The next morning we discovered the Niagara Falls area with the help of Niagara Falls Scenic Tours. The tour operator’s coaches offered a soft seat and a fast way to take in all the Canadian side has to offer. George, our tour guide, filled the ride with facts, figures and interesting stories, like the one about the boy who went over the falls and lived to tell about it. We were accompanied by couples from England and the States.
The tour took us to the Mount Carmel Monastery and then a cruise on the Maid of the Mist. From May to late October, tourists don plastic ponchos and crowd onto four double-decker boats from both the Canadian and American sides for a 30-minute cruise below the American, Bridal Veil and Horseshoe Falls.

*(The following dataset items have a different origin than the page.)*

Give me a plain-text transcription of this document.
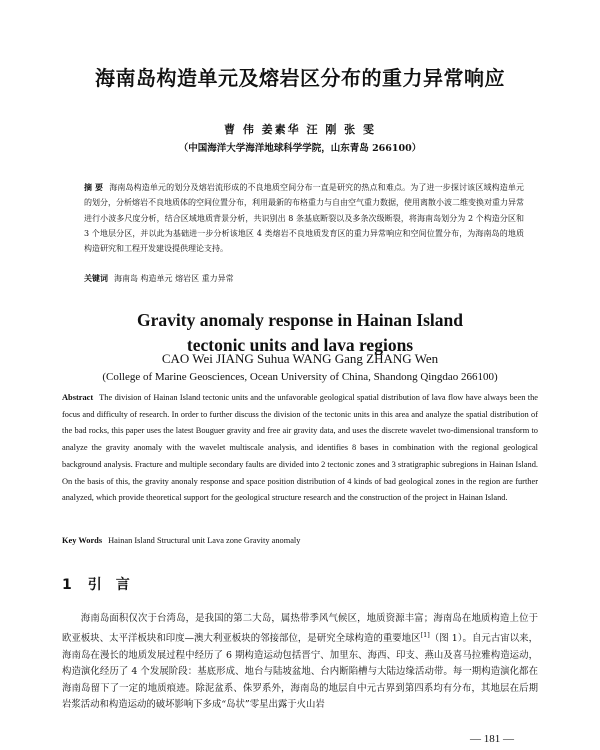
海南岛构造单元及熔岩区分布的重力异常响应
曹 伟 姜素华 汪 刚 张 雯
（中国海洋大学海洋地球科学学院，山东青岛 266100）

摘 要 海南岛构造单元的划分及熔岩流形成的不良地质空间分布一直是研究的热点和难点。为了进一步探讨该区域构造单元的划分，分析熔岩不良地质体的空间位置分布，利用最新的布格重力与自由空气重力数据，使用离散小波二维变换对重力异常进行小波多尺度分析，结合区域地质背景分析，共识别出 8 条基底断裂以及多条次级断裂，将海南岛划分为 2 个构造分区和 3 个地层分区，并以此为基础进一步分析该地区 4 类熔岩不良地质发育区的重力异常响应和空间位置分布，为海南岛的地质构造研究和工程开发建设提供理论支持。

关键词 海南岛 构造单元 熔岩区 重力异常

Gravity anomaly response in Hainan Island
tectonic units and lava regions
CAO Wei JIANG Suhua WANG Gang ZHANG Wen
(College of Marine Geosciences, Ocean University of China, Shandong Qingdao 266100)

Abstract The division of Hainan Island tectonic units and the unfavorable geological spatial distribution of lava flow have always been the focus and difficulty of research. In order to further discuss the division of the tectonic units in this area and analyze the spatial distribution of the bad rocks, this paper uses the latest Bouguer gravity and free air gravity data, and uses the discrete wavelet two-dimensional transform to analyze the gravity anomaly with the wavelet multiscale analysis, and identifies 8 bases in combination with the regional geological background analysis. Fracture and multiple secondary faults are divided into 2 tectonic zones and 3 stratigraphic subregions in Hainan Island. On the basis of this, the gravity anonaly response and space position distribution of 4 kinds of bad geological zones in the region are further analyzed, which provide theoretical support for the geological structure research and the construction of the project in Hainan Island.

Key Words Hainan Island Structural unit Lava zone Gravity anomaly

1 引言

海南岛面积仅次于台湾岛，是我国的第二大岛，属热带季风气候区，地质资源丰富；海南岛在地质构造上位于欧亚板块、太平洋板块和印度—澳大利亚板块的邻接部位，是研究全球构造的重要地区[1]（图 1）。自元古宙以来，海南岛在漫长的地质发展过程中经历了 6 期构造运动包括晋宁、加里东、海西、印支、燕山及喜马拉雅构造运动，构造演化经历了 4 个发展阶段：基底形成、地台与陆坡盆地、台内断陷槽与大陆边缘活动带。每一期构造演化都在海南岛留下了一定的地质痕迹。除泥盆系、侏罗系外，海南岛的地层自中元古界到第四系均有分布，其地层在后期岩浆活动和构造运动的破坏影响下多成“岛状”零星出露于火山岩

— 181 —
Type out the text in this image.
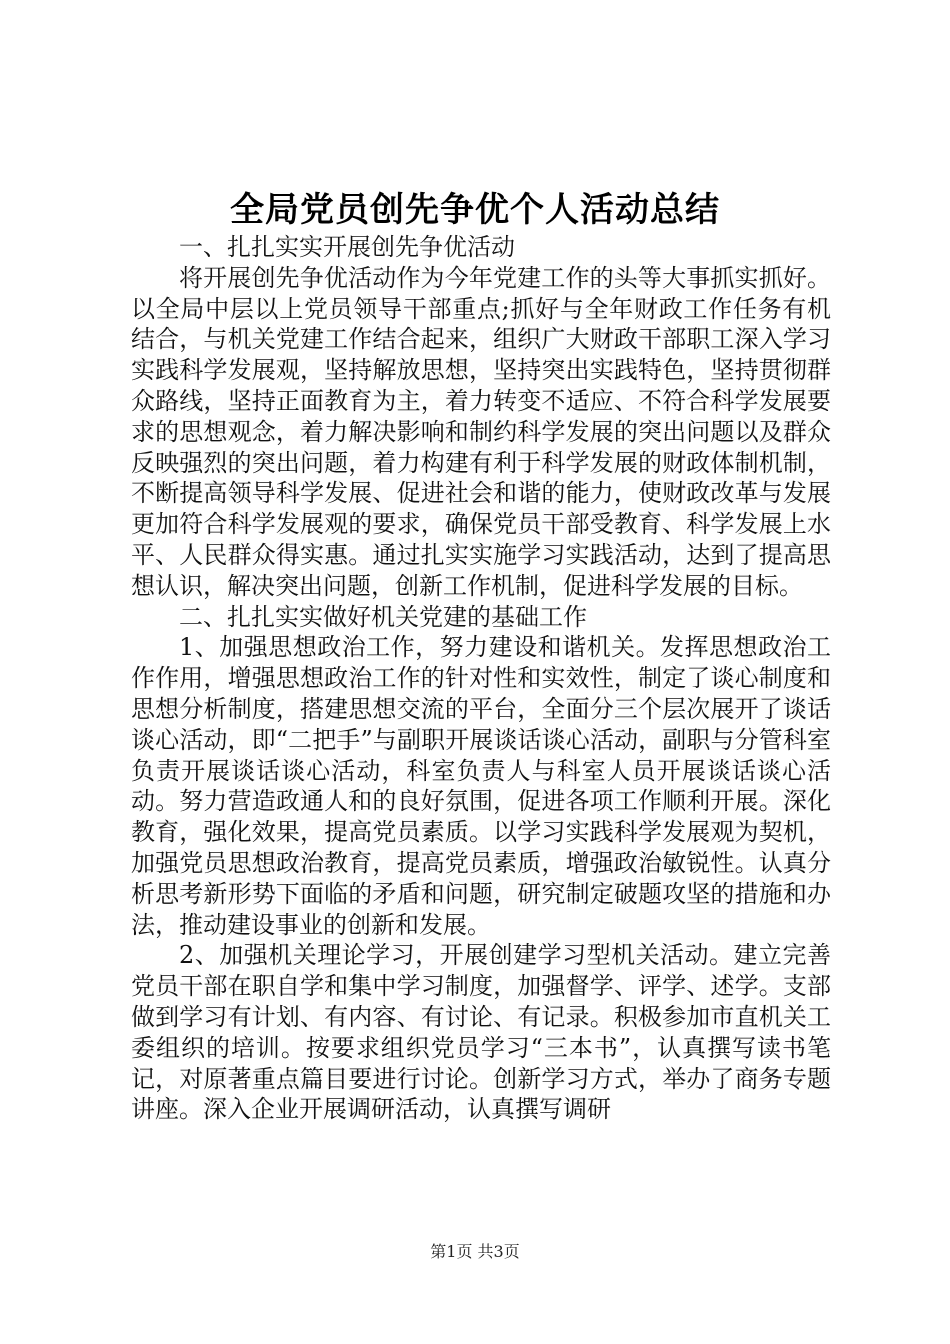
全局党员创先争优个人活动总结

一、扎扎实实开展创先争优活动

将开展创先争优活动作为今年党建工作的头等大事抓实抓好。以全局中层以上党员领导干部重点;抓好与全年财政工作任务有机结合，与机关党建工作结合起来，组织广大财政干部职工深入学习实践科学发展观，坚持解放思想，坚持突出实践特色，坚持贯彻群众路线，坚持正面教育为主，着力转变不适应、不符合科学发展要求的思想观念，着力解决影响和制约科学发展的突出问题以及群众反映强烈的突出问题，着力构建有利于科学发展的财政体制机制，不断提高领导科学发展、促进社会和谐的能力，使财政改革与发展更加符合科学发展观的要求，确保党员干部受教育、科学发展上水平、人民群众得实惠。通过扎实实施学习实践活动，达到了提高思想认识，解决突出问题，创新工作机制，促进科学发展的目标。

二、扎扎实实做好机关党建的基础工作

1、加强思想政治工作，努力建设和谐机关。发挥思想政治工作作用，增强思想政治工作的针对性和实效性，制定了谈心制度和思想分析制度，搭建思想交流的平台，全面分三个层次展开了谈话谈心活动，即“二把手”与副职开展谈话谈心活动，副职与分管科室负责开展谈话谈心活动，科室负责人与科室人员开展谈话谈心活动。努力营造政通人和的良好氛围，促进各项工作顺利开展。深化教育，强化效果，提高党员素质。以学习实践科学发展观为契机，加强党员思想政治教育，提高党员素质，增强政治敏锐性。认真分析思考新形势下面临的矛盾和问题，研究制定破题攻坚的措施和办法，推动建设事业的创新和发展。

2、加强机关理论学习，开展创建学习型机关活动。建立完善党员干部在职自学和集中学习制度，加强督学、评学、述学。支部做到学习有计划、有内容、有讨论、有记录。积极参加市直机关工委组织的培训。按要求组织党员学习“三本书”，认真撰写读书笔记，对原著重点篇目要进行讨论。创新学习方式，举办了商务专题讲座。深入企业开展调研活动，认真撰写调研

第1页 共3页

Along the way, we saw visitors in much heavier rain gear navigating trails, bridges, stairs and platforms near the base of Bridal Veil Falls. Accessible from the American side, “The Cave of the Winds” walk takes visitors on an elevator down a 175-foot shaft to the bulwark of trails . From the highest platform, the Hurricane Deck, the tour appeared to offer heart-stopping thrills as tourists hung on as water rushed around them.
Soon it was our turn for a close dose of Mother Nature’s fury and water as the captain steered the boat close to the cascade.
If Maid of the Mist didn’t get us wet enough, George sent us on a walk through the damp tunnels and onto an observation deck at the foot of the Horseshoe Falls in something called “Journey Behind the Falls.” Despite a descent through thick stone, the noise of the falls is thunderous and the vibration of water pounding rock is ever present.
After drying off, we were escorted a few miles downstream to an overlook above the river’s famous whirlpool and great gorge. We watched as adventurous tourists screamed over the swirling water in jet-powered boats. The so-called Spanish Aero Car also moves people on a suspended cable car system above the treacherous waters.